As funny as he is grumpy it is however not his bilious condemnations of his contemporaries but his recollections of being on tour that really hit the sweet-spot. Often sailing close to Spinal Tap territory it is a mixture of the comic (playing to 17 people in a 950 capacity venue, going on before a comedian whilst supporting The The) and the tragic (lost in a haze of dope smoke and alcohol, he heard voices that goaded him to leap from a 15-foot wall on to concrete. He broke both his legs and spent months in a wheelchair). As becomes apparent as the book goes on, Haines has a rather big self-destruct button that he likes to press quite often.

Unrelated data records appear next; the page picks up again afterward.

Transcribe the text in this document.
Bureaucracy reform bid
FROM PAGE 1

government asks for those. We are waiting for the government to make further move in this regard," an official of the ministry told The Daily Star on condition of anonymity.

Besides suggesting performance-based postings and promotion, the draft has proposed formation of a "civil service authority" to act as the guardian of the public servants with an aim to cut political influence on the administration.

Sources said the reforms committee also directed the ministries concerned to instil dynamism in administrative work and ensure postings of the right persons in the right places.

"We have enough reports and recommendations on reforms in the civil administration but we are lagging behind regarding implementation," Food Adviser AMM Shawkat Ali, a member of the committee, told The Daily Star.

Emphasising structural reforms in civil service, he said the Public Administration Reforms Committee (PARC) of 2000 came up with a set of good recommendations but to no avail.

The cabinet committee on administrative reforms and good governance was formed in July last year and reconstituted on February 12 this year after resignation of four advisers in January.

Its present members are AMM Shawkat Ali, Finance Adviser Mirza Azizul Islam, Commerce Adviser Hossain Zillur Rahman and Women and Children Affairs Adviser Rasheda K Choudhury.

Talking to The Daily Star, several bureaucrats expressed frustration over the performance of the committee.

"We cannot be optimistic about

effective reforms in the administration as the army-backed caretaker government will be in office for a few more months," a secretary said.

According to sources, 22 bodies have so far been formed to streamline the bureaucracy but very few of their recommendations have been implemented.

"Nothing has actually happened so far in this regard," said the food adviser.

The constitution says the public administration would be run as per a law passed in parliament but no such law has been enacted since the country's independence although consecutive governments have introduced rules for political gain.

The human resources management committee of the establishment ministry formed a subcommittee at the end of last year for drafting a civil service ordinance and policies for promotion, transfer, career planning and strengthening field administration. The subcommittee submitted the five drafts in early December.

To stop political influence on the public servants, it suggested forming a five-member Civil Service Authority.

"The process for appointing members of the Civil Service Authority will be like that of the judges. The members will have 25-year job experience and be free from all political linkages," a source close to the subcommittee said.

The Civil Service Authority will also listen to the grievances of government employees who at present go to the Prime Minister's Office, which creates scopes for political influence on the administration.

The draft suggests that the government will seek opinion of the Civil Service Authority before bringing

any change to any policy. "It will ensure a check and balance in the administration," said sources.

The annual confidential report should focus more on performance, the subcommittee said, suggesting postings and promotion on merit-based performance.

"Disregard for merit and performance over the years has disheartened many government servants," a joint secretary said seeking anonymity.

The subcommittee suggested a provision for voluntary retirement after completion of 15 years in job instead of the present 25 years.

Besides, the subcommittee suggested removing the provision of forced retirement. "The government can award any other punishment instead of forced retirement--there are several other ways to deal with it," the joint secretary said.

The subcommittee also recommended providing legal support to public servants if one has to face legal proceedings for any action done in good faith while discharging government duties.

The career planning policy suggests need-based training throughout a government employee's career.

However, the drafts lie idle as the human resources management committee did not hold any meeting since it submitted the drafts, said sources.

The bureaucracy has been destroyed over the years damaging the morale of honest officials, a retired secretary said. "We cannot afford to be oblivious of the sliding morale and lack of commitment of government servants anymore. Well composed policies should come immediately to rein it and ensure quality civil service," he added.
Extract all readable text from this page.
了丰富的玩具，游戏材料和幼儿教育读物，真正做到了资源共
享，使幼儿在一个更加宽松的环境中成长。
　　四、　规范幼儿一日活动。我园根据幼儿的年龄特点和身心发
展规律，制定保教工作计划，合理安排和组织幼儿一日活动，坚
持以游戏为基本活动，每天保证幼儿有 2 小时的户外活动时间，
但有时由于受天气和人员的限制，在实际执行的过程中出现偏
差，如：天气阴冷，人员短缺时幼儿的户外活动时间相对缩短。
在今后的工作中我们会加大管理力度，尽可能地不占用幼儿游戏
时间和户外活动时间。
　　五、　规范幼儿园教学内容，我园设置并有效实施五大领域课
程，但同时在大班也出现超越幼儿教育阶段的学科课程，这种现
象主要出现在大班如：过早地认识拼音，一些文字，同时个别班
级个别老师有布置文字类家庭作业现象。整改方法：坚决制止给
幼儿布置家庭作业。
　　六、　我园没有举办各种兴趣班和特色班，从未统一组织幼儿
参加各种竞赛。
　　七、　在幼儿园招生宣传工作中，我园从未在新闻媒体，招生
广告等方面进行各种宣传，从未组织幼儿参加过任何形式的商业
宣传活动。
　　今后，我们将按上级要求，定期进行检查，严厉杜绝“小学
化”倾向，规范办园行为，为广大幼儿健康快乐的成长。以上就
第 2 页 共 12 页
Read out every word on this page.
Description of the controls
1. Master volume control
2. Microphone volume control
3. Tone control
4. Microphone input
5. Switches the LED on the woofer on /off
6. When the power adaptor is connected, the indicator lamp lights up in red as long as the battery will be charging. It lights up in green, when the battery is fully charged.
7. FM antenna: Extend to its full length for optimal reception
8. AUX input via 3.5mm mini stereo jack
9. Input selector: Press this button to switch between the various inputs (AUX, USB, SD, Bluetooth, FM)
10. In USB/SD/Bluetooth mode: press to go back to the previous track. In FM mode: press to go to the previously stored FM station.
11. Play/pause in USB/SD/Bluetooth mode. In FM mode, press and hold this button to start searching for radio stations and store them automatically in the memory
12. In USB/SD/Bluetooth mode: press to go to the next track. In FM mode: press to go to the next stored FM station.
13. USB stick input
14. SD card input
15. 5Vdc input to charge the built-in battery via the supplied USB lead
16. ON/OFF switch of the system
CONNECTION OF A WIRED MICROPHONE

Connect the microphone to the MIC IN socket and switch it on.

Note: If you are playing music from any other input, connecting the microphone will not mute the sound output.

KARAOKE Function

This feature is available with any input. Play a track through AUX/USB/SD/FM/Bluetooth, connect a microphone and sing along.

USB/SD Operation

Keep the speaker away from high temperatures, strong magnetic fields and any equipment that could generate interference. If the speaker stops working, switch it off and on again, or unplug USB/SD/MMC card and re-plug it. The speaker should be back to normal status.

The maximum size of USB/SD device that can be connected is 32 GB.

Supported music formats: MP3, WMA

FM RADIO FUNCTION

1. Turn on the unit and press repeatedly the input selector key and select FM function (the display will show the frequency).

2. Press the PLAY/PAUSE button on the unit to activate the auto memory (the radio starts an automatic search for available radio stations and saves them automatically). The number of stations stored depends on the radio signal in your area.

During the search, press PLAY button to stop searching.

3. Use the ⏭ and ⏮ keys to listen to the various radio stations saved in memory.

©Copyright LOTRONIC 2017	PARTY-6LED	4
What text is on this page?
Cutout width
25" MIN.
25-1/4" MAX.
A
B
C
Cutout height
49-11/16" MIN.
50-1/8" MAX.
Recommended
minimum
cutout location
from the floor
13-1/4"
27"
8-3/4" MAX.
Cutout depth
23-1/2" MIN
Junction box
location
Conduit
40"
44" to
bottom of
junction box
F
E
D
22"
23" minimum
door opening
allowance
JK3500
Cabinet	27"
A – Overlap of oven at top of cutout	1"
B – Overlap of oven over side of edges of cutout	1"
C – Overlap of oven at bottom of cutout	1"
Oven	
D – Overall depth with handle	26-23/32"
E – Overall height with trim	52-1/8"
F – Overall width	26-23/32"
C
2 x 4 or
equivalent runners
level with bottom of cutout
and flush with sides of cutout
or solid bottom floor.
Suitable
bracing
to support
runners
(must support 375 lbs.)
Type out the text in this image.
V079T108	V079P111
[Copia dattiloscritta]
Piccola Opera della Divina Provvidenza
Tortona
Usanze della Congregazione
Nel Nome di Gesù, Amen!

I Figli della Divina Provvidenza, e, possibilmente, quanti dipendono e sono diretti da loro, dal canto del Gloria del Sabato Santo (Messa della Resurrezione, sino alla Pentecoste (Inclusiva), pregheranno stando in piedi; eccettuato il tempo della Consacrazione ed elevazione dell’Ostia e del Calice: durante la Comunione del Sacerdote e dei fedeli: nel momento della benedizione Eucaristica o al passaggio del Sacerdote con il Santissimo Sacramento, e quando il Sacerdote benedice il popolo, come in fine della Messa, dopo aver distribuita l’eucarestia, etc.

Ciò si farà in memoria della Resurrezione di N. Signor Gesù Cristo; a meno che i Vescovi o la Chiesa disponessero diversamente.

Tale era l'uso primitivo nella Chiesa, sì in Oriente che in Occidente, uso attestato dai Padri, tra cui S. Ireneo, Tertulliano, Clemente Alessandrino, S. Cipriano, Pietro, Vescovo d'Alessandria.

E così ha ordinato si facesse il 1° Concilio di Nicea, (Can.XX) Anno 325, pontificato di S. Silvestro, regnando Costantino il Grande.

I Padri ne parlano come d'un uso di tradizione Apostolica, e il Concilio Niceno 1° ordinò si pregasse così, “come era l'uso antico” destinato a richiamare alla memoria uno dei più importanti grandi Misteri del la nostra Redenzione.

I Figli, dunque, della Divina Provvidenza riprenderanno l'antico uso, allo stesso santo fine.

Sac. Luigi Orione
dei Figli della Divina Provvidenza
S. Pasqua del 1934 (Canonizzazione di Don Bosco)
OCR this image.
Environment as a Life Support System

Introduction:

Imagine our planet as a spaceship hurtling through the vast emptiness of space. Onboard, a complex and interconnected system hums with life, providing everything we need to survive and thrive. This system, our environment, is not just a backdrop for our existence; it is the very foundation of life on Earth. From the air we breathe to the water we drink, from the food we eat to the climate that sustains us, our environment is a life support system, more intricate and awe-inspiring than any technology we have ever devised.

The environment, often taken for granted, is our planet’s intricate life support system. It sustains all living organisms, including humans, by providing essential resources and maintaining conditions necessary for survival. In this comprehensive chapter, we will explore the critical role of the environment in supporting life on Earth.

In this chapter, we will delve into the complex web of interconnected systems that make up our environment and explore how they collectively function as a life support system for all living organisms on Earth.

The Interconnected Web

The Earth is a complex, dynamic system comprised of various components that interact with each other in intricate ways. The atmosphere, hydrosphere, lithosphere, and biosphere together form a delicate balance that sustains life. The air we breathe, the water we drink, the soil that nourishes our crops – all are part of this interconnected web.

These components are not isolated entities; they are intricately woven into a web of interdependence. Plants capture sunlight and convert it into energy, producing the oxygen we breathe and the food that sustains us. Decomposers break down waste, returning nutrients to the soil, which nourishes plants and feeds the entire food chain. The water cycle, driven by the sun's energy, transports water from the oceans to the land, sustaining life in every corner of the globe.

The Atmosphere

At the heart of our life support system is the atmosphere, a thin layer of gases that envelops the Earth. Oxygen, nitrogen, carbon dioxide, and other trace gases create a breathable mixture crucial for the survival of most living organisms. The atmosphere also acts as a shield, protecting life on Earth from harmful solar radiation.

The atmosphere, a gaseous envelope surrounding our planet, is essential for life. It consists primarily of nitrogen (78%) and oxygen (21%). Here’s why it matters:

I did find this book hugely entertaining, but still felt a little frustrated at the end. Haines luxuriates in his role as pantomime villain, but there's an undercurrent of misdirection in what he writes. The real Luke Haines is missing. He gives only the barest details of his personal life or history and, as a consequence, this reads more like a comic novel than a memoir. Despite his contrary ways, it's painfully apparent that Haines's political views are a matter of style, not substance. As Baader Meinhof he wrote an album, an "ogre-funk opus, in praise of 70s terrorism", and in place of a press release, sent out photocopied pages from The Anarchist Cookbook, detailing how to construct a nail bomb. Unsurprisingly, the response was mixed. He was accused of being obscure, of wilfully concealing any moral point. But he's waited until now to confess that there was no point. He simply had the hots for the iconography: Patty Hearst posing with an AK-47, Andreas Baader with his long hair and Ray-Bans. "Terrorist chic," he writes. "You got to love it." Indeed, Haines loved it so much that he had his drummer dress as a member of the Provisional IRA during TV performances. He can also be contradictory - in one section of the book he chastises the members of various northern rock groups chanting "two world wars and one world cup" whilst at a European festival, yet later remembers himself touring Germany and blasting the theme from The Great Escape at every rest stop. It is also true that much of his snideness about other bands seems to be schoolboy score-settling.

I would recommend this as a humorous take on life in a b-list band - nothing more, nothing less. Enjoy it for that and you will not be disappointed.